県内各地域では、それぞれの環境とその土地での体験を組み合わせたプランが用意されている。たとえば、志摩市では家族と過ごす「ファミリー型」、津市では地域課題の解決でビジネス展開を目指す「地域包括型」、南伊勢町では漁村生活を体験する「漁村ワーケーション」、尾鷲市では多拠点居住を進める「還流型」など。また、伊勢志摩国立公園など国立・国定公園の自然の中でのワーケーションも提案するなど、観光と仕事との両面で三重ファンを創出していく。

鈴木知事は、「人材確保・育成、環境整備、情報発信を3本柱として、市町、商工団体、民間事業者などとオール三重で『みえモデル』を進めていく」と意気込みを示した。

三重県の取り組みを説明する鈴木知事企業にとってのワーケーションの意義とは

コロナ禍でテレワークが普及し、それに合わせるようにワーケーションの注目が高まっている。政府も、旅行業界団体も、経済団体もワーケーション推進に動いてるが、言葉だけが踊り、ワーク+バケーションの定義も、方法も、効果も曖昧なままだ。

ワーケーションという概念は、コロナ禍で突然生まれたものではなく、コロナ前から新しいワークスタイルとして模索が続いていた。三重県のキックオフイベントでは、これを踏まえて識者によるトークセッションが行われた。

JALは、2017年に休暇取得の促進と働き方改革の一環としてワーケーションを導入。同社人財本部人財戦略部厚生企画・労務グループアシスタントマネジャーの東原祥匡氏によると、ワーケーション制度を利用する社員は年々増え、2020年度は1月までで、テレワークが可能な社員約2000人のうち約400人、2割がこの制度を利用したという。人事制度として「年数回の特別なことと位置づけると利用のハードルが下がる」としたうえで、「地方との交流が社員の活力になってきた。モチベーションを高めた人は組織の中で重要。企業にとっても財産になる」とワーケーションの効果を説明する。

総務省大臣官房サイバーセキュリティ・情報化審議官の箕浦龍一氏は、「非日常の中で誰と会うかが非常に大事。会社に行けば仕事になり、新しいことが生まれると思っている人もいるが、そうではないと考えている人がワーケーションのよさに気づいているのだろう」と発言。Wi-Fiやコワーキングスペースなどハード面というよりも、その土地の「人」との交流による新しい発想の創出がワーケーションの意義だとした。

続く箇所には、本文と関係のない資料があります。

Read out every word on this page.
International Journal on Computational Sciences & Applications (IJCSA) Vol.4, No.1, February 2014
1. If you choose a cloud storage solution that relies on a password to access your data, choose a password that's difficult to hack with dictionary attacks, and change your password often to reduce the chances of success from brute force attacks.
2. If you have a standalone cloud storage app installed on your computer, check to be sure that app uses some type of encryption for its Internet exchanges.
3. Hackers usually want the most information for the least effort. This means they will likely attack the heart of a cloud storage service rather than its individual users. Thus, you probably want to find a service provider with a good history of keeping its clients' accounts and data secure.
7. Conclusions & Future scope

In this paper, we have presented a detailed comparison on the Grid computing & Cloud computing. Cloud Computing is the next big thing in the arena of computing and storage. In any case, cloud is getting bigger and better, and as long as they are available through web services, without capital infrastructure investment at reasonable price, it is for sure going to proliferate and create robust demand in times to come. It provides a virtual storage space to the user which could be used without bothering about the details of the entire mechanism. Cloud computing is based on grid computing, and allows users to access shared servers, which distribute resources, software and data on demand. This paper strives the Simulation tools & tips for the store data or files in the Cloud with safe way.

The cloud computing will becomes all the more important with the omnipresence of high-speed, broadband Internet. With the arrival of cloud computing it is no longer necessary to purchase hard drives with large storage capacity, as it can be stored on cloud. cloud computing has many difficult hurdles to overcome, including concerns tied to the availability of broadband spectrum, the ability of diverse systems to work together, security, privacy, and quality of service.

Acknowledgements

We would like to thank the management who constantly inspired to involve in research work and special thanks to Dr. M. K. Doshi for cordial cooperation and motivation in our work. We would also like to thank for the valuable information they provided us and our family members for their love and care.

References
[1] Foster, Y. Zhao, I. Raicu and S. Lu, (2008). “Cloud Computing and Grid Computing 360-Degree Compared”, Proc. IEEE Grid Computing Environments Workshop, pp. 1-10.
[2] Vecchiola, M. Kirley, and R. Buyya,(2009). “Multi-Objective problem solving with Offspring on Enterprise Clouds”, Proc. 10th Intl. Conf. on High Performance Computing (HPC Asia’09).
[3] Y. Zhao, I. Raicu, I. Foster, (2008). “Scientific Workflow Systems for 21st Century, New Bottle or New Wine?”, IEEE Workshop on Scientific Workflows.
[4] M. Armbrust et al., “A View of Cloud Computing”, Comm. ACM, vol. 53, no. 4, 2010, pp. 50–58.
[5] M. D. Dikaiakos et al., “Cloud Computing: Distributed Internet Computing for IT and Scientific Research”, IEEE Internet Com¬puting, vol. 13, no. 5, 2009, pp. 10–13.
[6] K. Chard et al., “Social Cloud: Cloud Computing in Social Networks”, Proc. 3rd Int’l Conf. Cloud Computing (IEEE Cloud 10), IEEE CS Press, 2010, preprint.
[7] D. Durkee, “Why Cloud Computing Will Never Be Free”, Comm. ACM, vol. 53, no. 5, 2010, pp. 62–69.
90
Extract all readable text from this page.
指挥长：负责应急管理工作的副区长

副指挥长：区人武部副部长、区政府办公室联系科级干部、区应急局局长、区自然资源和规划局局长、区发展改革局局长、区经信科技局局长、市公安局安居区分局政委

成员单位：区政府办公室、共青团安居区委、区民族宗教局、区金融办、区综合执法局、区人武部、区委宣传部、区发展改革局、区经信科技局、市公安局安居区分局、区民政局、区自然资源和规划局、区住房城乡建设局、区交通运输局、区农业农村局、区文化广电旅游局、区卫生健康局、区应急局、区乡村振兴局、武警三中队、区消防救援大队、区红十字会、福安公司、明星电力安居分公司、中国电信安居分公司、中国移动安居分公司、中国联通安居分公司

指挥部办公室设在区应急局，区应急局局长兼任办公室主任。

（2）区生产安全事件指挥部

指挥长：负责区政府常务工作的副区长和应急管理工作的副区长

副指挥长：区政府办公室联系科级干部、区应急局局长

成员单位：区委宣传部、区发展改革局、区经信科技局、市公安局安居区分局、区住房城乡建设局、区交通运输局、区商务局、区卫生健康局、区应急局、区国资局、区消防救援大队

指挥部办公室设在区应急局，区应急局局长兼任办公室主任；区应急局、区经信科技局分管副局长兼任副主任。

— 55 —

東海エリアを中心に起業家支援を行っているLEO代表取締役CEOの粟生万琴氏は、今年4月に三重県菰野町にオープンする共創空間「AOU no MORI」について、「非日常の空間で、スタートアップやベンチャーが集い、新たな発想を生む社会実証」と説明。時間と場所の解放に加えて、心の解放もワーケーションにおいては大切だとした。

JALの東原氏は、人材育成の立場から、「若者の価値観を見ていく必要がある。特にメンタルヘルスが大切だろう。企業戦略として、そこにコストをかけていくことも重要になってくる」との考えを示す。

また、総務省の箕浦氏は、ワーケーションの効果測定について、「定量的に測定するのは難しいが、企業目線で何に活かせるのか、その狙いを会社として定義することが大切ではないか」と提言した。

トークセッション(左から)モデレーターを務めたスパイスアップ・ジャパン代表取締役の豊田圭一氏、JAL東原氏、LEO粟生氏、総務省箕浦氏一方、受け地である地域にとってもワーケーションは地域活性化の大きなチャンスだが、誘致に向けた差別化は難しい。どの地域も、観光客誘致と同様の考え方で、魅力を発信するからだ。

箕浦氏は、地域でワーケーションの誘致に取り組む友人の話として、「ワーケーションで人を呼びたいなら、地域の魅力ではなく、地域の課題を発信するべき」という声を紹介。観光色の強いワーケーションではなく、地域課題を探し、その解決に取り組む一歩踏み込んだワーケーションの形が、企業と地域の双方にとって意義が深いとした。

LEOの粟生氏も「三重は日本の課題の縮図」としたうえで、AOU no MORIの存在意義として、地域の課題解決を挙げ、将来的にはスタートアップだけでなく、大企業のオープンイノベーションの場にしていきたい考えを示した。

JALの東原氏は、2018年に徳之島で実施したワーケーションの実証事業を紹介。「雇用が課題の徳之島で、観光客を誘致するためには何ができるのか、地元と参加者が考えた。地域の実情が分かれば、どこに飛行機を飛ばすのがいいのか分かってくる」と話し、地域課題の解決と本業との相乗効果にも期待を寄せた。